There was no message, no polemic, no arch symbolism. He merely wanted to test his powers as a storyteller and see if he could find an audience. He achieved more than that: he has shaped imaginations, and influenced other writers, most notably Philip Pullman, whose His Dark Materials trilogy, including the Whitbread Prize-winning The Amber Spyglass, aspires to Tolkien's level of literary sophistication.
But Pullman's moral, quasi- anti-religious odyssey falters into righteousness. It is an easy trap when venturing into the heroic. Some of Tolkien's magic lay in his ability to sustain the heroic without becoming worthy; he was as alert to the tiniest gesture - the gasp of fear, or a sigh - as he was to the panoramic sweep. His underlying humour, often filtered through the ironic asides of Gandalf, allows the text to breathe.
The good don, who described himself as a career academic and amateur novelist, also possessed an acute ear and was aware of the class and cultural contrasts between his large cast of characters, such as the snobbish disregard the graceful elves have for the clumsy dwarves.
After all, before the fellowship is formed at the Council of Elrond, long before danger takes over the action with the Ringwraiths or Dark Riders, Tolkien presents Middle-earth as a place in which English common sense and traditional rural values, as represented by the Shire, encounter the mythic hailing from an older epoch. It is the presence of that ancient world that brings us closer to understanding Tolkien's allure. As early as The Hobbit, we see Bilbo Baggins, the food-loving suburbanite with his tidy hobbit hole and middle-class values, smugly dismissing adventures as "nasty disturbing uncomfortable things! Make you late for dinner! I can't think what anybody sees in them."

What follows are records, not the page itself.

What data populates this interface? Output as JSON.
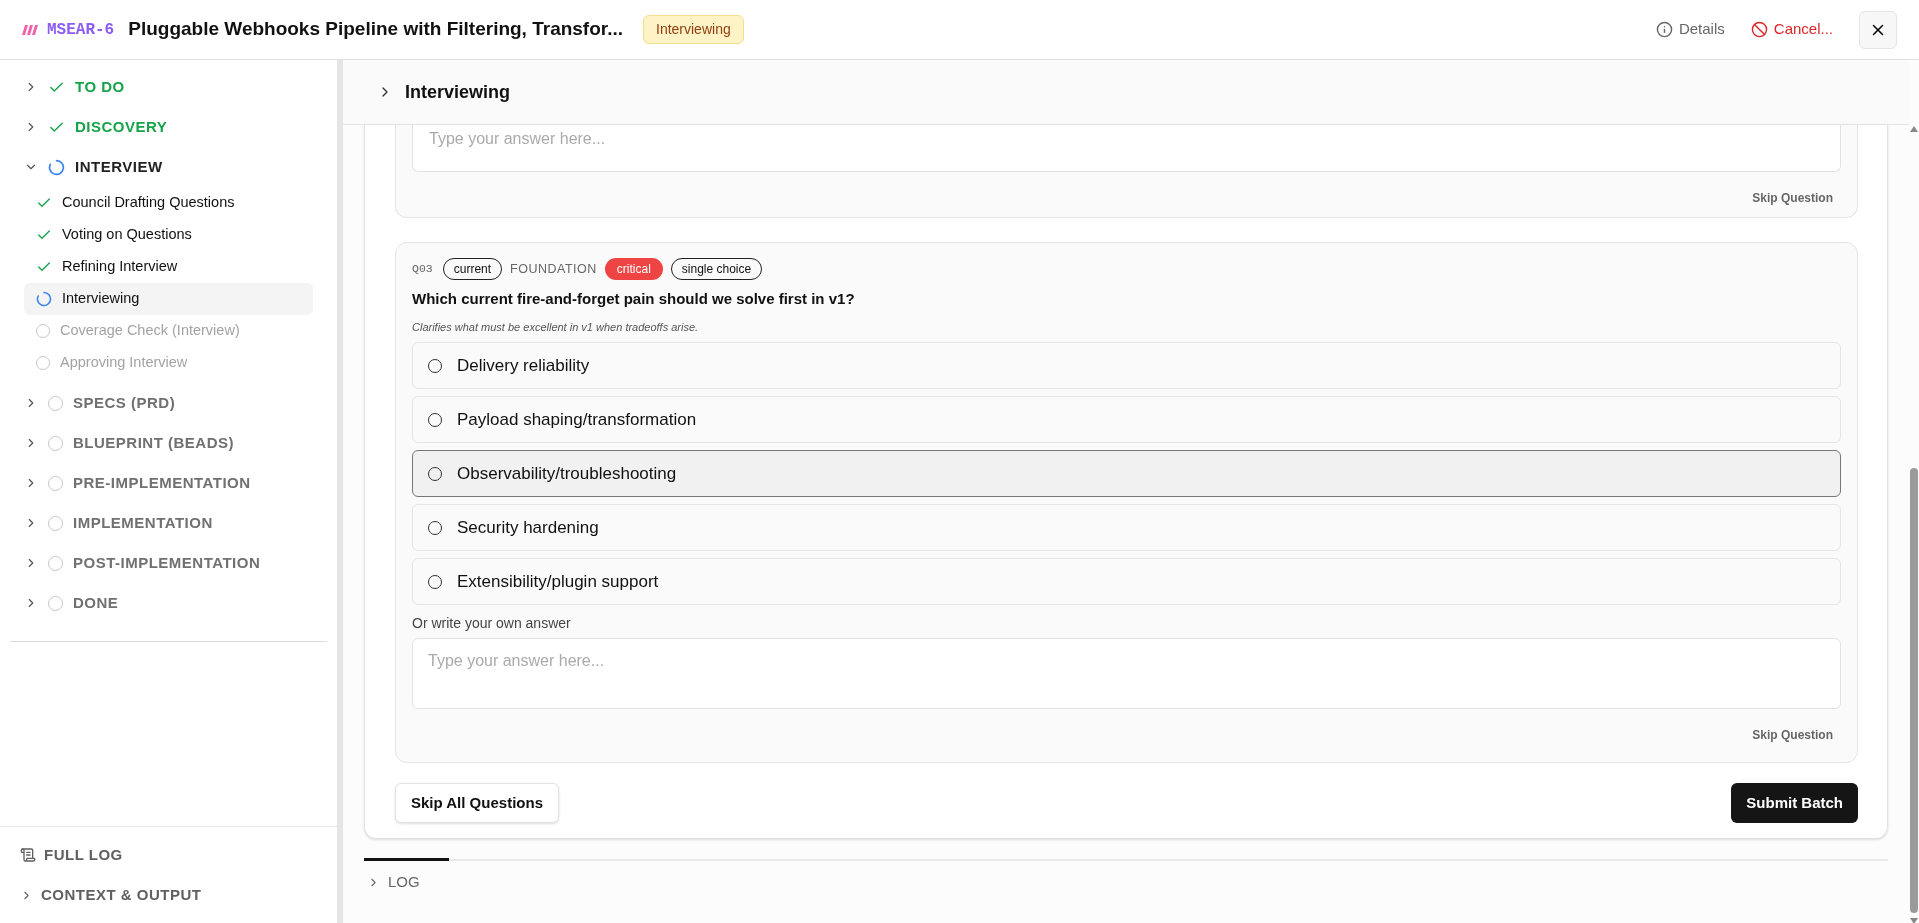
{
  "header": {
    "key": "MSEAR-6",
    "title": "Pluggable Webhooks Pipeline with Filtering, Transfor...",
    "status_badge": "Interviewing",
    "actions": [
      {
        "label": "Details",
        "kind": "info"
      },
      {
        "label": "Cancel...",
        "kind": "cancel"
      }
    ]
  },
  "sidebar": {
    "phases": [
      {
        "label": "TO DO",
        "kind": "done",
        "expanded": false
      },
      {
        "label": "DISCOVERY",
        "kind": "done",
        "expanded": false
      },
      {
        "label": "INTERVIEW",
        "kind": "active",
        "expanded": true,
        "children": [
          {
            "label": "Council Drafting Questions",
            "kind": "done",
            "selected": false
          },
          {
            "label": "Voting on Questions",
            "kind": "done",
            "selected": false
          },
          {
            "label": "Refining Interview",
            "kind": "done",
            "selected": false
          },
          {
            "label": "Interviewing",
            "kind": "active",
            "selected": true
          },
          {
            "label": "Coverage Check (Interview)",
            "kind": "pending",
            "selected": false
          },
          {
            "label": "Approving Interview",
            "kind": "pending",
            "selected": false
          }
        ]
      },
      {
        "label": "SPECS (PRD)",
        "kind": "pending",
        "expanded": false
      },
      {
        "label": "BLUEPRINT (BEADS)",
        "kind": "pending",
        "expanded": false
      },
      {
        "label": "PRE-IMPLEMENTATION",
        "kind": "pending",
        "expanded": false
      },
      {
        "label": "IMPLEMENTATION",
        "kind": "pending",
        "expanded": false
      },
      {
        "label": "POST-IMPLEMENTATION",
        "kind": "pending",
        "expanded": false
      },
      {
        "label": "DONE",
        "kind": "pending",
        "expanded": false
      }
    ],
    "footer": [
      {
        "label": "FULL LOG",
        "kind": "log"
      },
      {
        "label": "CONTEXT & OUTPUT",
        "kind": "expander"
      }
    ]
  },
  "stage": {
    "title": "Interviewing",
    "expanded": false
  },
  "previous_question": {
    "answer_placeholder": "Type your answer here...",
    "skip_label": "Skip Question"
  },
  "question": {
    "number": "Q03",
    "tags": [
      {
        "label": "current",
        "kind": "outline"
      },
      {
        "label": "FOUNDATION",
        "kind": "plain"
      },
      {
        "label": "critical",
        "kind": "danger"
      },
      {
        "label": "single choice",
        "kind": "outline"
      }
    ],
    "text": "Which current fire-and-forget pain should we solve first in v1?",
    "hint": "Clarifies what must be excellent in v1 when tradeoffs arise.",
    "options": [
      {
        "label": "Delivery reliability",
        "selected": false,
        "highlighted": false
      },
      {
        "label": "Payload shaping/transformation",
        "selected": false,
        "highlighted": false
      },
      {
        "label": "Observability/troubleshooting",
        "selected": false,
        "highlighted": true
      },
      {
        "label": "Security hardening",
        "selected": false,
        "highlighted": false
      },
      {
        "label": "Extensibility/plugin support",
        "selected": false,
        "highlighted": false
      }
    ],
    "custom_label": "Or write your own answer",
    "answer_placeholder": "Type your answer here...",
    "skip_label": "Skip Question"
  },
  "batch_actions": {
    "skip_all": "Skip All Questions",
    "submit": "Submit Batch"
  },
  "log_panel": {
    "title": "LOG",
    "expanded": false
  }
}
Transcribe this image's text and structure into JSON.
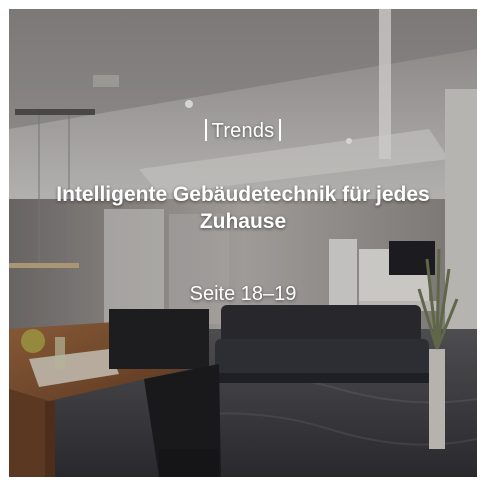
{
  "teaser": {
    "category": "Trends",
    "headline": "Intelligente Gebäudetechnik für jedes Zuhause",
    "pages": "Seite 18–19"
  },
  "colors": {
    "text": "#ffffff",
    "ceiling": "#e4e4e2",
    "wood": "#8a5a36",
    "sofa": "#2a2c30",
    "floor": "#3c3c40"
  },
  "icons": {
    "pendant_lamp": "pendant-lamp-icon",
    "tv": "tv-icon",
    "plant": "plant-icon"
  }
}
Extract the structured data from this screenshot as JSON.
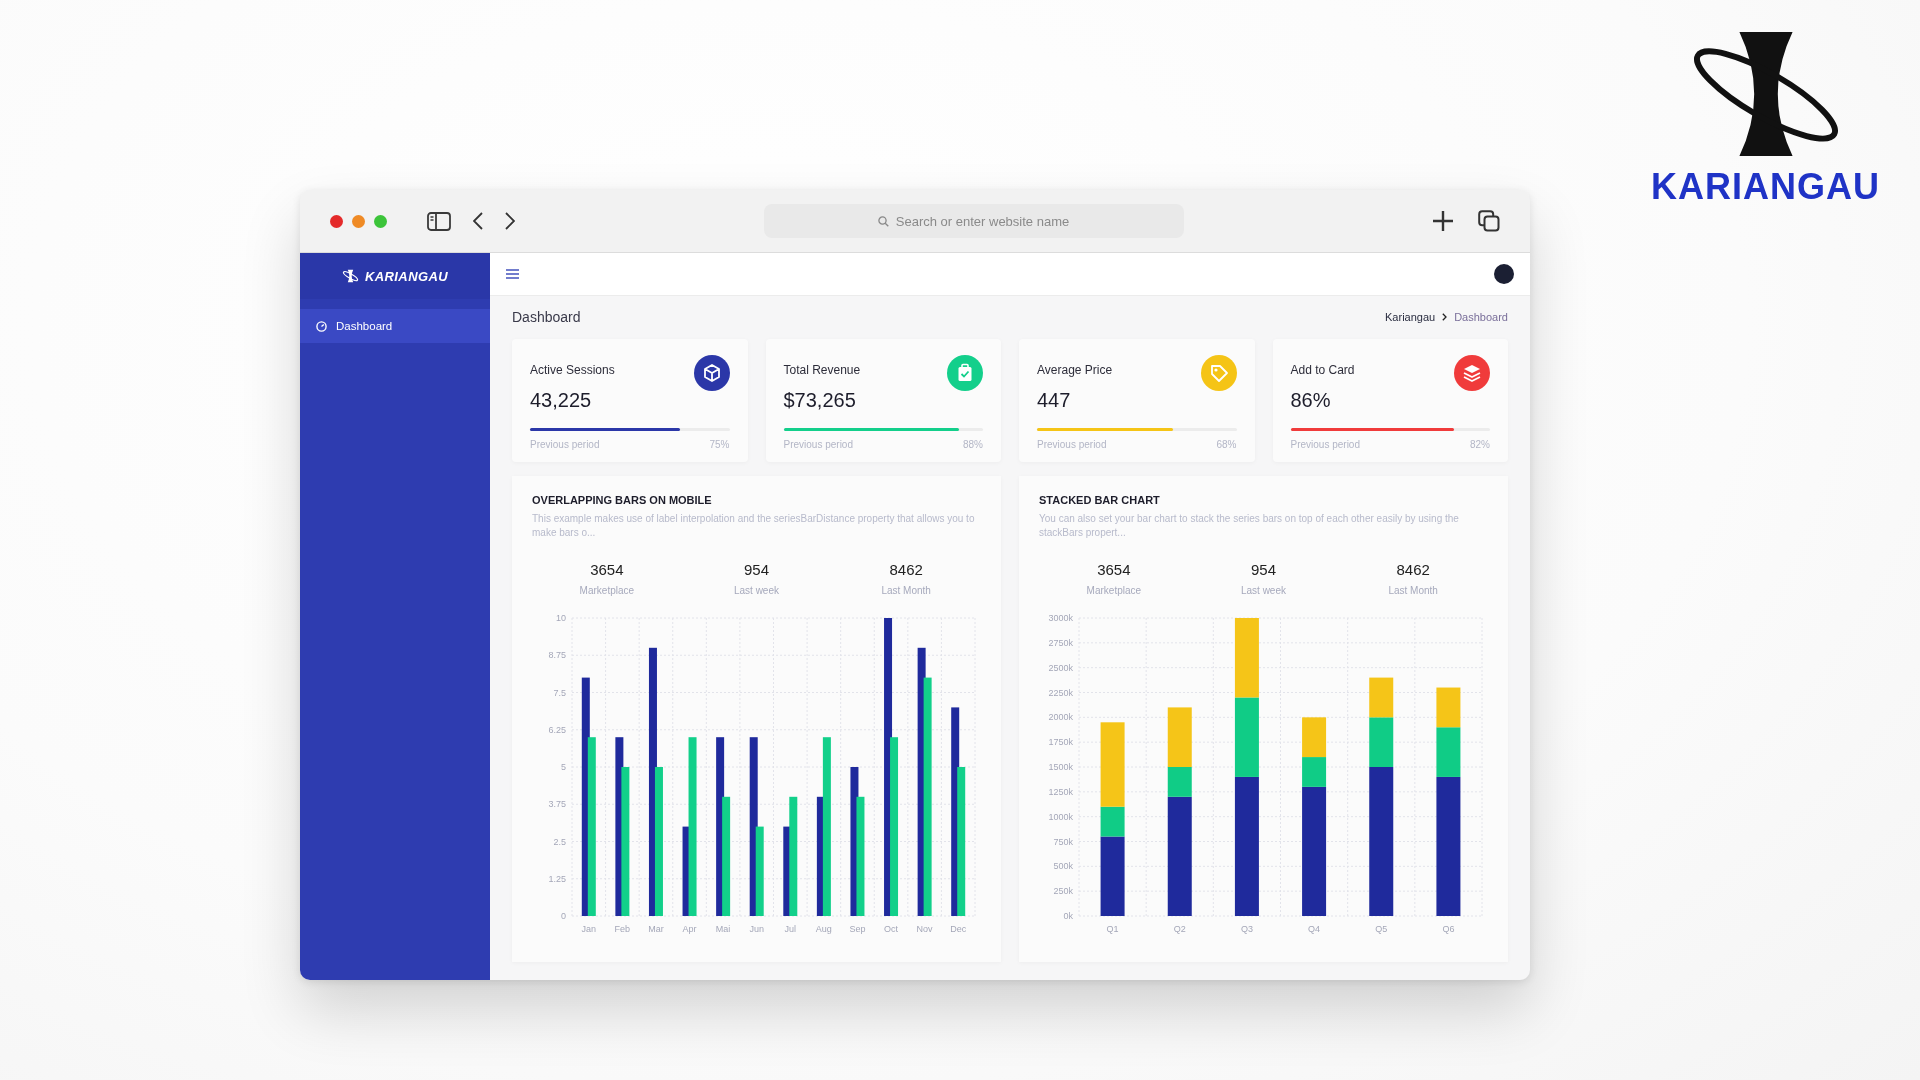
{
  "browser": {
    "address_bar": {
      "placeholder": "Search or enter website name"
    }
  },
  "sidebar": {
    "logo": "KARIANGAU",
    "items": [
      {
        "label": "Dashboard",
        "selected": true
      }
    ]
  },
  "page": {
    "title": "Dashboard",
    "breadcrumb": [
      "Kariangau",
      "Dashboard"
    ]
  },
  "stat_cards": [
    {
      "title": "Active Sessions",
      "value": "43,225",
      "color": "#2b37a8",
      "level": 0.75,
      "caption": "Previous period",
      "percent": "75%"
    },
    {
      "title": "Total Revenue",
      "value": "$73,265",
      "color": "#13cf8b",
      "level": 0.88,
      "caption": "Previous period",
      "percent": "88%"
    },
    {
      "title": "Average Price",
      "value": "447",
      "color": "#f5c416",
      "level": 0.68,
      "caption": "Previous period",
      "percent": "68%"
    },
    {
      "title": "Add to Card",
      "value": "86%",
      "color": "#f03b3b",
      "level": 0.82,
      "caption": "Previous period",
      "percent": "82%"
    }
  ],
  "charts": [
    {
      "title": "OVERLAPPING BARS ON MOBILE",
      "description": "This example makes use of label interpolation and the seriesBarDistance property that allows you to make bars o...",
      "stats": [
        {
          "value": "3654",
          "label": "Marketplace"
        },
        {
          "value": "954",
          "label": "Last week"
        },
        {
          "value": "8462",
          "label": "Last Month"
        }
      ],
      "chart_data": {
        "type": "bar",
        "stacked": false,
        "grid": true,
        "categories": [
          "Jan",
          "Feb",
          "Mar",
          "Apr",
          "Mai",
          "Jun",
          "Jul",
          "Aug",
          "Sep",
          "Oct",
          "Nov",
          "Dec"
        ],
        "series": [
          {
            "color": "#1f2a9c",
            "values": [
              8,
              6,
              9,
              3,
              6,
              6,
              3,
              4,
              5,
              10,
              9,
              7
            ]
          },
          {
            "color": "#12d08a",
            "values": [
              6,
              5,
              5,
              6,
              4,
              3,
              4,
              6,
              4,
              6,
              8,
              5
            ]
          }
        ],
        "ylim": [
          0,
          10
        ],
        "yticks": [
          0,
          1.25,
          2.5,
          3.75,
          5,
          6.25,
          7.5,
          8.75,
          10
        ]
      }
    },
    {
      "title": "STACKED BAR CHART",
      "description": "You can also set your bar chart to stack the series bars on top of each other easily by using the stackBars propert...",
      "stats": [
        {
          "value": "3654",
          "label": "Marketplace"
        },
        {
          "value": "954",
          "label": "Last week"
        },
        {
          "value": "8462",
          "label": "Last Month"
        }
      ],
      "chart_data": {
        "type": "bar",
        "stacked": true,
        "grid": true,
        "categories": [
          "Q1",
          "Q2",
          "Q3",
          "Q4",
          "Q5",
          "Q6"
        ],
        "series": [
          {
            "color": "#1f2a9c",
            "values": [
              800,
              1200,
              1400,
              1300,
              1500,
              1400
            ]
          },
          {
            "color": "#10cc86",
            "values": [
              300,
              300,
              800,
              300,
              500,
              500
            ]
          },
          {
            "color": "#f5c518",
            "values": [
              850,
              600,
              800,
              400,
              400,
              400
            ]
          }
        ],
        "ylim": [
          0,
          3000
        ],
        "yticks": [
          {
            "value": 0,
            "label": "0k"
          },
          {
            "value": 250,
            "label": "250k"
          },
          {
            "value": 500,
            "label": "500k"
          },
          {
            "value": 750,
            "label": "750k"
          },
          {
            "value": 1000,
            "label": "1000k"
          },
          {
            "value": 1250,
            "label": "1250k"
          },
          {
            "value": 1500,
            "label": "1500k"
          },
          {
            "value": 1750,
            "label": "1750k"
          },
          {
            "value": 2000,
            "label": "2000k"
          },
          {
            "value": 2250,
            "label": "2250k"
          },
          {
            "value": 2500,
            "label": "2500k"
          },
          {
            "value": 2750,
            "label": "2750k"
          },
          {
            "value": 3000,
            "label": "3000k"
          }
        ]
      }
    }
  ],
  "brand_logo": {
    "text": "KARIANGAU"
  }
}
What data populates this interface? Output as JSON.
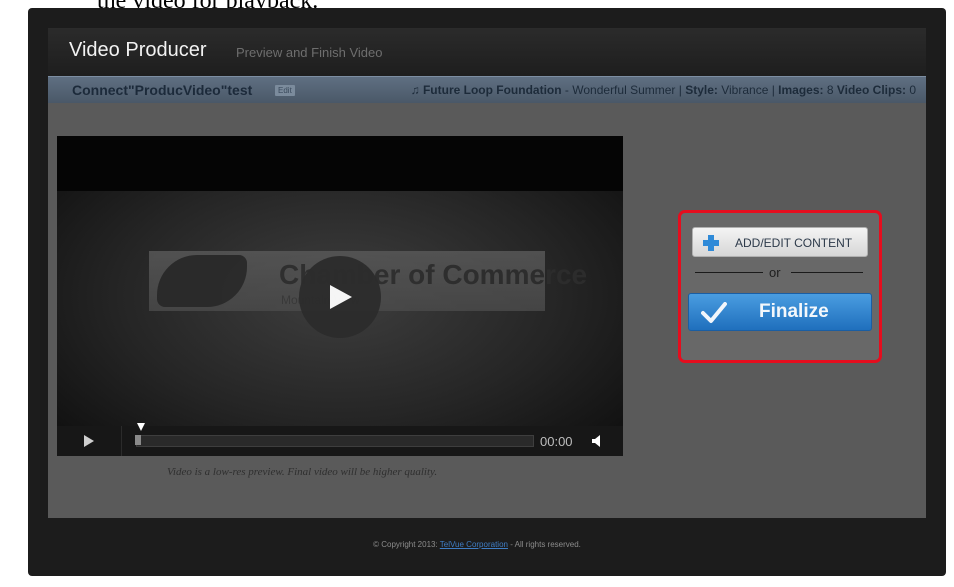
{
  "document": {
    "partial_text": "the video for playback."
  },
  "app": {
    "title": "Video Producer",
    "subtitle": "Preview and Finish Video"
  },
  "infobar": {
    "project_name": "Connect\"ProducVideo\"test",
    "edit_label": "Edit",
    "music_artist": "Future Loop Foundation",
    "music_track": " - Wonderful Summer | ",
    "style_label": "Style:",
    "style_value": " Vibrance | ",
    "images_label": "Images:",
    "images_value": " 8 ",
    "clips_label": "Video Clips:",
    "clips_value": " 0"
  },
  "player": {
    "poster_title": "Chamber of Commerce",
    "poster_subtitle": "Mountain View",
    "time": "00:00",
    "caption": "Video is a low-res preview.  Final video will be higher quality.",
    "progress": 0
  },
  "actions": {
    "add_label": "ADD/EDIT CONTENT",
    "or_label": "or",
    "finalize_label": "Finalize"
  },
  "footer": {
    "prefix": "© Copyright 2013: ",
    "link": "TelVue Corporation",
    "suffix": " - All rights reserved."
  },
  "colors": {
    "highlight": "#e50d1e",
    "finalize": "#2a7fce",
    "accent": "#2f8ad8"
  }
}
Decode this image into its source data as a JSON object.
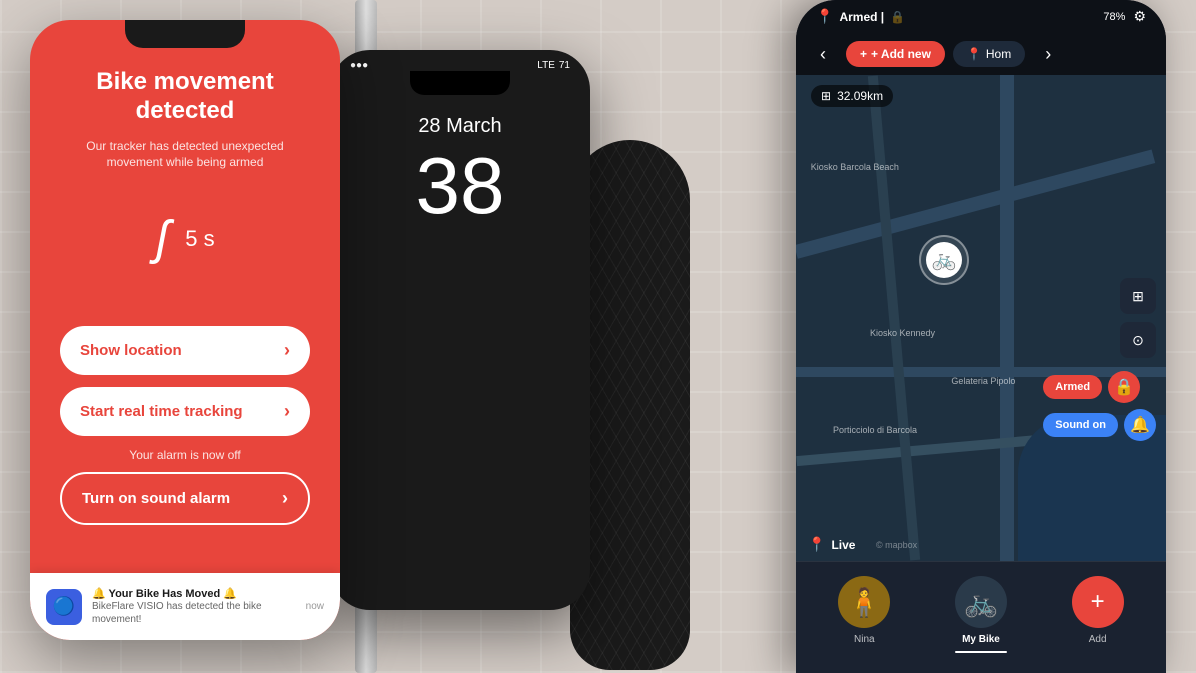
{
  "background": {
    "color": "#d4ccc6"
  },
  "phone_left": {
    "alert_title": "Bike movement detected",
    "alert_subtitle": "Our tracker has detected unexpected movement while being armed",
    "timer_seconds": "5 s",
    "btn_show_location": "Show location",
    "btn_real_time": "Start real time tracking",
    "alarm_off_text": "Your alarm is now off",
    "btn_turn_on_alarm": "Turn on sound alarm"
  },
  "notification": {
    "title": "🔔 Your Bike Has Moved 🔔",
    "body": "BikeFlare VISIO has detected the bike movement!",
    "time": "now"
  },
  "phone_center": {
    "signal": "●●●",
    "network": "LTE",
    "battery": "71",
    "date": "28 March",
    "time": "38"
  },
  "phone_right": {
    "status_armed": "Armed |",
    "battery_pct": "78%",
    "distance": "32.09km",
    "btn_add_new": "+ Add new",
    "btn_home": "Hom",
    "live_label": "Live",
    "mapbox_credit": "© mapbox",
    "chip_armed": "Armed",
    "chip_sound": "Sound on",
    "map_labels": {
      "label1": "Kiosko Barcola Beach",
      "label2": "Kiosko Kennedy",
      "label3": "Gelateria Pipolo",
      "label4": "Porticciolo di Barcola"
    },
    "bikes": [
      {
        "name": "Nina",
        "active": false,
        "emoji": "🧍"
      },
      {
        "name": "My Bike",
        "active": true,
        "emoji": "🚲"
      },
      {
        "name": "Add",
        "active": false,
        "emoji": "+"
      }
    ]
  }
}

As the dwarves file in to plan the recapture of their lost treasure, Tolkien has begun to establish his fusion of the heroic and the ordinary. A hint of this is evident in The Hobbit, but the true power of his recreation of a medieval world picture emerges in The Lord of the Rings. Along with traditional English rural society and an older England of warrior princes more preoccupied by honour than love, Tolkien calls upon darker elements of the European fairytale, with its trolls, elves, dragons and other creatures.
To these, he adds his hell-hounds, the foul orcs, good and bad wizards, prickly kings and, of course, his expertise as a professor of Old and Middle English with a scholar's knowledge of the Anglo-Saxon epics, Old Norse sagas, great stone halls and battles, plus the romance genre of the Middle Ages. There is also his skill at characterisation and sense of dramatic pace.
As with the finest storytellers, Tolkien was careful about the details; from about 1913 he was at work creating the massive bedrock of mythology, folklore, family histories, tribal tensions and hierarchies of kings and wizards, as well as the linguistic sources that would make Middle-earth a world unto itself. All of this fabric is contained within The Silmarillion, his Book of Genesis. J.R.R. Tolkien, the storyteller blessed with soaring imagination and forensic scholarship, created a world and allowed ordinary hobbits and princely heroes to make sense of it, while readers remain seduced.